Having a consistent interface is nice.
But what good is it when it doesn't do what you need it or want it to do? If you are an app developer, a software platform vendor, or hardware manufacturer, I don't care about your business model or how you plan to put me into a corner where I have to use your product -- and then use it only in ways which you prefer. In fact, the more you disable features and interoperability with other systems in the name of usability, the more I will avoid your product. I want a device to do what I tell it to -- no more, no less. If your leveraged synergies and pretty interfaces do not give me that, I will use something ugly which gets the job done.
Hence, no iPhone for me. And this is coming from a decade-long Mac user. (I fled Windows for Mac OS X when it came out as it was unixy, did more than Windows out of the box, and didn't limit what you could do in the name of product tie-ins. If and when Apple decides to apply this App Store nonsense as the only way to get Mac applications, I'm gone.)

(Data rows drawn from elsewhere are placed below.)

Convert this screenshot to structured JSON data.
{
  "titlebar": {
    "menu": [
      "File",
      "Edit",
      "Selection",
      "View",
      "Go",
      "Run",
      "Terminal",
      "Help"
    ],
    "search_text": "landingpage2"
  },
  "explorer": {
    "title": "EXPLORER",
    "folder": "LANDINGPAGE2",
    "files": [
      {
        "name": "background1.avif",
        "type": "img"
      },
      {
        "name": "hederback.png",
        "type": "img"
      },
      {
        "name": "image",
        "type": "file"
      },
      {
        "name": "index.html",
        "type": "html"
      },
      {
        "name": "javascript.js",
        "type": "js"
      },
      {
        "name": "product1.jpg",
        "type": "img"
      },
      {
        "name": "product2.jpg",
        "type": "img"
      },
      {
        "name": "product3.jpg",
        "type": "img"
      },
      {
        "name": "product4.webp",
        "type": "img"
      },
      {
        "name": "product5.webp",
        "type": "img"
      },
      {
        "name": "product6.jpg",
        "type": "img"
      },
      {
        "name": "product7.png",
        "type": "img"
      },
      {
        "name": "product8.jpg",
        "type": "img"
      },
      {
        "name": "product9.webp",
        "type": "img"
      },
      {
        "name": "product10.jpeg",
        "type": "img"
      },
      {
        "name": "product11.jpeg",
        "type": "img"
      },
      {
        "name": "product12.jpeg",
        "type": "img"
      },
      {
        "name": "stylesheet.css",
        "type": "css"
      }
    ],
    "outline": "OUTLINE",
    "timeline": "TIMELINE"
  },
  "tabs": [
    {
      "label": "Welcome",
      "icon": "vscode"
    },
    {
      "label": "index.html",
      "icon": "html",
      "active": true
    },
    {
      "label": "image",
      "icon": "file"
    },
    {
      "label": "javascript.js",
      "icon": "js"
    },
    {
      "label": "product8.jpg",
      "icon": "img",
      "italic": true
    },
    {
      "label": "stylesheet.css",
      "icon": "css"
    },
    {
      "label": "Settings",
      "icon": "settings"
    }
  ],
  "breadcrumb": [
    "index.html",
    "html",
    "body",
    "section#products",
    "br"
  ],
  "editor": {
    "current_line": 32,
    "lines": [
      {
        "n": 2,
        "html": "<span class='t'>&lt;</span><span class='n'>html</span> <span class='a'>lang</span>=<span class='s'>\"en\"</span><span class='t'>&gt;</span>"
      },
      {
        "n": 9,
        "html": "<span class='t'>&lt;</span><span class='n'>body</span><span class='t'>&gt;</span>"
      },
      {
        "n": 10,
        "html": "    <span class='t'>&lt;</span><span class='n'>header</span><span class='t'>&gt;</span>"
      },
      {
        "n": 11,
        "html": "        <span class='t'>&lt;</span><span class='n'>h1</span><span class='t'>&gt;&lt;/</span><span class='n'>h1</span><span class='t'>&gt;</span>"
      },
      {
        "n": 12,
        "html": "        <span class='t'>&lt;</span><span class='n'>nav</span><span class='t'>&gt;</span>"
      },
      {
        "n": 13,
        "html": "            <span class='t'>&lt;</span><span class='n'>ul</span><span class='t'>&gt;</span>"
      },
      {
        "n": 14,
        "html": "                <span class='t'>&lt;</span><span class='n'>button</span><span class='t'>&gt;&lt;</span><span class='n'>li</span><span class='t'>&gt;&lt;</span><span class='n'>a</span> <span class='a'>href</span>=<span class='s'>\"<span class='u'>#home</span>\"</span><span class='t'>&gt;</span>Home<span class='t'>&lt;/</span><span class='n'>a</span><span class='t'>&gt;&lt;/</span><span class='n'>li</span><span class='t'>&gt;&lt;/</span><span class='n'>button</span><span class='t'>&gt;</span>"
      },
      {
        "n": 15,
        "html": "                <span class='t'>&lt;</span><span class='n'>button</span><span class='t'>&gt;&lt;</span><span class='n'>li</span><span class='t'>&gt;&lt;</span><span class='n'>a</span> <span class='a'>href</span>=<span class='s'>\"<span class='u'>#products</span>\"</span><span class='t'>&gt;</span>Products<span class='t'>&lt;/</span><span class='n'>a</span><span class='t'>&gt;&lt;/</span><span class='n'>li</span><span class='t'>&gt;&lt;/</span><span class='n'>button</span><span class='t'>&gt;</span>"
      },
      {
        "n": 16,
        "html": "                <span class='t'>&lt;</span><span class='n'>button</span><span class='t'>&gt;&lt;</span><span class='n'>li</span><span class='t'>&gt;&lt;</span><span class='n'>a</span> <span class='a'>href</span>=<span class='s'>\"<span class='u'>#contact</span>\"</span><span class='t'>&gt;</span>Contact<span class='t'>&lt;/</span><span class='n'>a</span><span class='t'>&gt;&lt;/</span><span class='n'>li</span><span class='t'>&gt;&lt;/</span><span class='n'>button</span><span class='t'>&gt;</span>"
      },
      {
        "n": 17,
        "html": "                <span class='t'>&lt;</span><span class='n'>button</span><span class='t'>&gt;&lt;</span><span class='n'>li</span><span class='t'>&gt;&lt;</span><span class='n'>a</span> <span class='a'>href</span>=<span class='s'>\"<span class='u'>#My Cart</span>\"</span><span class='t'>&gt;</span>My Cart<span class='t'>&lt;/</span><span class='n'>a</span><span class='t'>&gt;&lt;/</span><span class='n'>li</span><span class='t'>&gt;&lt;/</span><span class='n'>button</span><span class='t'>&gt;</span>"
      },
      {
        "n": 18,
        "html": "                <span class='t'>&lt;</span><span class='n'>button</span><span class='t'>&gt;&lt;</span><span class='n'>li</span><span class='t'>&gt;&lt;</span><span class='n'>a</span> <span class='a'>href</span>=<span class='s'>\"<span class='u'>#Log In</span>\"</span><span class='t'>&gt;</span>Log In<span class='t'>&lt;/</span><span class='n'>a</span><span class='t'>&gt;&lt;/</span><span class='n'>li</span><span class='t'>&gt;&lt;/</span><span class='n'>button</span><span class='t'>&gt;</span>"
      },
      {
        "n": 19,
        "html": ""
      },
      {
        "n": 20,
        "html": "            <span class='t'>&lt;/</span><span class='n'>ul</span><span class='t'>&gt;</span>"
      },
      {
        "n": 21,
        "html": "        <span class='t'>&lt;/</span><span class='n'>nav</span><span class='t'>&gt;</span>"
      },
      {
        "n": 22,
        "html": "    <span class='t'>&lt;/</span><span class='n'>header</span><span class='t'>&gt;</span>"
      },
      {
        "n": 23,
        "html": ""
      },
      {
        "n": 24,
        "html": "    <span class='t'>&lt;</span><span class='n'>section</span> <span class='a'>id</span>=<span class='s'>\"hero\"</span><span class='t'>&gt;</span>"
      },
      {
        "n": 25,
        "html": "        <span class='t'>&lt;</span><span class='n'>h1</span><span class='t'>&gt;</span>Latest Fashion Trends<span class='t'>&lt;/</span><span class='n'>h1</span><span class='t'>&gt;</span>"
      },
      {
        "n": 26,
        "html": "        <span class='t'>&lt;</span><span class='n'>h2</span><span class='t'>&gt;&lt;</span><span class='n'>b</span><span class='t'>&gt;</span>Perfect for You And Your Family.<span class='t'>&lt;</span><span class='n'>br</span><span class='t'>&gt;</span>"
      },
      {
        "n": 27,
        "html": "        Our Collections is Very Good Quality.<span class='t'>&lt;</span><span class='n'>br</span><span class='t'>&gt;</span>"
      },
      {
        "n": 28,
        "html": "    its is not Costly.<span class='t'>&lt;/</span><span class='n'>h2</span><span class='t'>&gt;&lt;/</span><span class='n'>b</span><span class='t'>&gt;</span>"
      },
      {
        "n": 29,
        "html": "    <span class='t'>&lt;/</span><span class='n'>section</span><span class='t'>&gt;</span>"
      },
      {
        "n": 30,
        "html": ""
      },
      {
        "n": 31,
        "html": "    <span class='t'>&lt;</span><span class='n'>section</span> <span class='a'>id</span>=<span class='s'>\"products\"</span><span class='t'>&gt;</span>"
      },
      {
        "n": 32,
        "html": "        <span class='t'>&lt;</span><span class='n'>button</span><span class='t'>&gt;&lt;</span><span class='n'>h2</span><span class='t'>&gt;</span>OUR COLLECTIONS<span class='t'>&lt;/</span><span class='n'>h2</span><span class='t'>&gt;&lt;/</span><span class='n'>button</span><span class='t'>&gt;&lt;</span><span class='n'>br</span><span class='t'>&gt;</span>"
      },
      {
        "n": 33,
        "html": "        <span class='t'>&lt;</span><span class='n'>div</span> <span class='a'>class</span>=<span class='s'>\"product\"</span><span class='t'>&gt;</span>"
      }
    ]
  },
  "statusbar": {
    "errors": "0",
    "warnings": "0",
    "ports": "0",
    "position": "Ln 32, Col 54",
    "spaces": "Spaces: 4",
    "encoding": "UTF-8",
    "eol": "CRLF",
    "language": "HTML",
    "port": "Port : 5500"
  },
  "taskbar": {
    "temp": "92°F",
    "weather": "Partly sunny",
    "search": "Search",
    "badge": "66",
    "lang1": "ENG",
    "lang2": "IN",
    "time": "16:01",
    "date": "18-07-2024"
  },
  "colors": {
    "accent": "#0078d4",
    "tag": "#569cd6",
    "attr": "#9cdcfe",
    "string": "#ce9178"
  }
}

Give me an off-contract, unlocked, rooted, Cyanogenmodded "phone" and (though not as pretty as a new iHotness) I can do more without the constant drain on my wallet. It's not that I am cheap (I'm typing this on a 17-inch MacBook Pro with a matte screen, for $DIETY's sake). It's that I refuse to pay for crippled technology.
So I have to be careful to not install a crap knock-off app with a bad interface when I am in the Play Store. Big deal. It's better than some corporation telling me that I don't own my hardware.
And I understand that most people just want a content-consumption device that does a few other things and is simple for them to use. For them, an iPhone and its mysterious App Store may be just perfect.